Add to Technorati Favorites Filed under: reverence — LynneSchreiber @ 9:52 am

I had but a few minutes of quiet this morning from when I awoke until the kids came streaming into my room. And in that time, I pulled up the bamboo shade above my bed and watched the sky turn from sea-blue to pink to strings of yellow-white sun and a striking day in all its brightness right outside my window.

By then, Asher had arrived, and Eliana too. She with a book for us to read, Eric Carle’s Pancakes! Pancakes! We burrowed down into the blankets and then I found Hemingway’s The Sun Also Rises on TV and we watched the toreador’s waving red at a fairly tame bull while a woman with a pillbox hat cheered from the stands.

And then Shaya slinked in, finding space between his sister and his brother, and Asher was reading The Hardy Boys. And so it was a good morning, a good beginning, on a slow day in January, just after the new year.

With the beginning of a decade and the ending of fear, I am hoping for peace and simplicity in 2010. I am paring down the clutter and the poisonous people and becoming highly selective of who gets close.

In 2009, I battled with individuals who lacked character. I struggled to fit them into the fold of my path but really, they never did. There are remnants, now, spilling over into the new space but as soon as I clear the air and banish the threads of poison from my midst, the sunrise will shine brighter, the snow gleam under the sun.

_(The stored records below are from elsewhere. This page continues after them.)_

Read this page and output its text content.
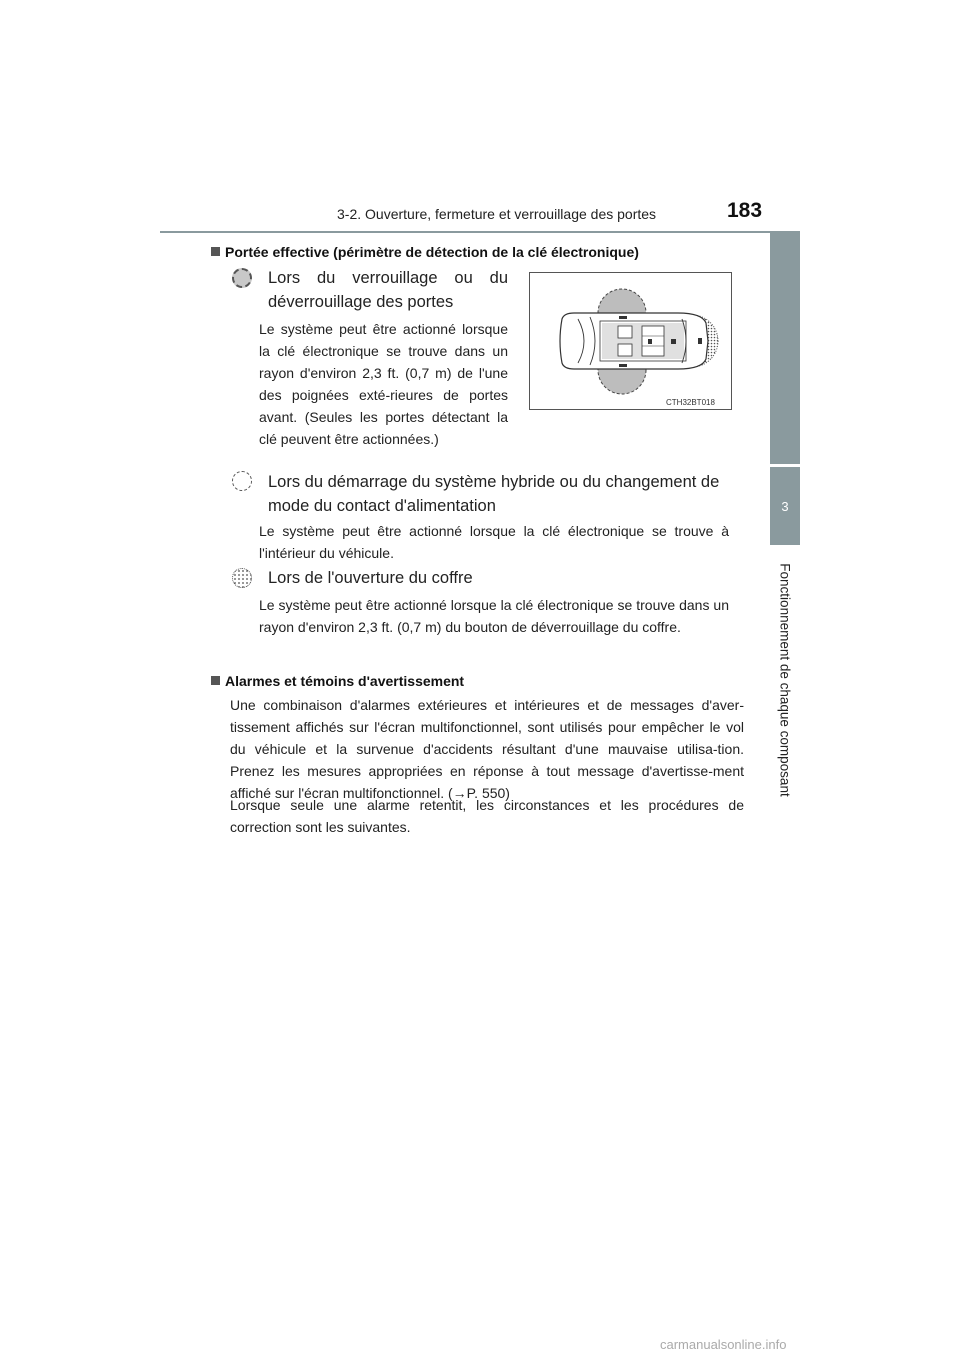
3-2. Ouverture, fermeture et verrouillage des portes	183
3
Fonctionnement de chaque composant
Portée effective (périmètre de détection de la clé électronique)
Lors du verrouillage ou du déverrouillage des portes
Le système peut être actionné lorsque la clé électronique se trouve dans un rayon d'environ 2,3 ft. (0,7 m) de l'une des poignées exté-rieures de portes avant. (Seules les portes détectant la clé peuvent être actionnées.)
CTH32BT018
Lors du démarrage du système hybride ou du changement de mode du contact d'alimentation
Le système peut être actionné lorsque la clé électronique se trouve à l'intérieur du véhicule.
Lors de l'ouverture du coffre
Le système peut être actionné lorsque la clé électronique se trouve dans un rayon d'environ 2,3 ft. (0,7 m) du bouton de déverrouillage du coffre.
Alarmes et témoins d'avertissement
Une combinaison d'alarmes extérieures et intérieures et de messages d'aver-tissement affichés sur l'écran multifonctionnel, sont utilisés pour empêcher le vol du véhicule et la survenue d'accidents résultant d'une mauvaise utilisa-tion. Prenez les mesures appropriées en réponse à tout message d'avertisse-ment affiché sur l'écran multifonctionnel. (→P. 550)
Lorsque seule une alarme retentit, les circonstances et les procédures de correction sont les suivantes.
carmanualsonline.info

There is a flower the peeks up through the sun, determined as ever to fight for its very breath amid the death of winter. The crocus is beautiful, full of color, and strong. It noses its way through the snowbanks to see the light of the sun and feel the warmth of promise on the wind.

I have long believed in the infinite possibilities of each day. I refuse to believe in betrayal, even though it abounds all around me. I am truly a glass-half-full and it is into my aching words that I pour whatever discontent or disbelief I stumble over on this knotty path of life.

But life is good. It is the one true gift and one thing I took from my days in religion was a simple morning prayer, which recognizes in the sunrise, the very miracle of each new day, of the next breath coming, of morning as a new chance to start fresh.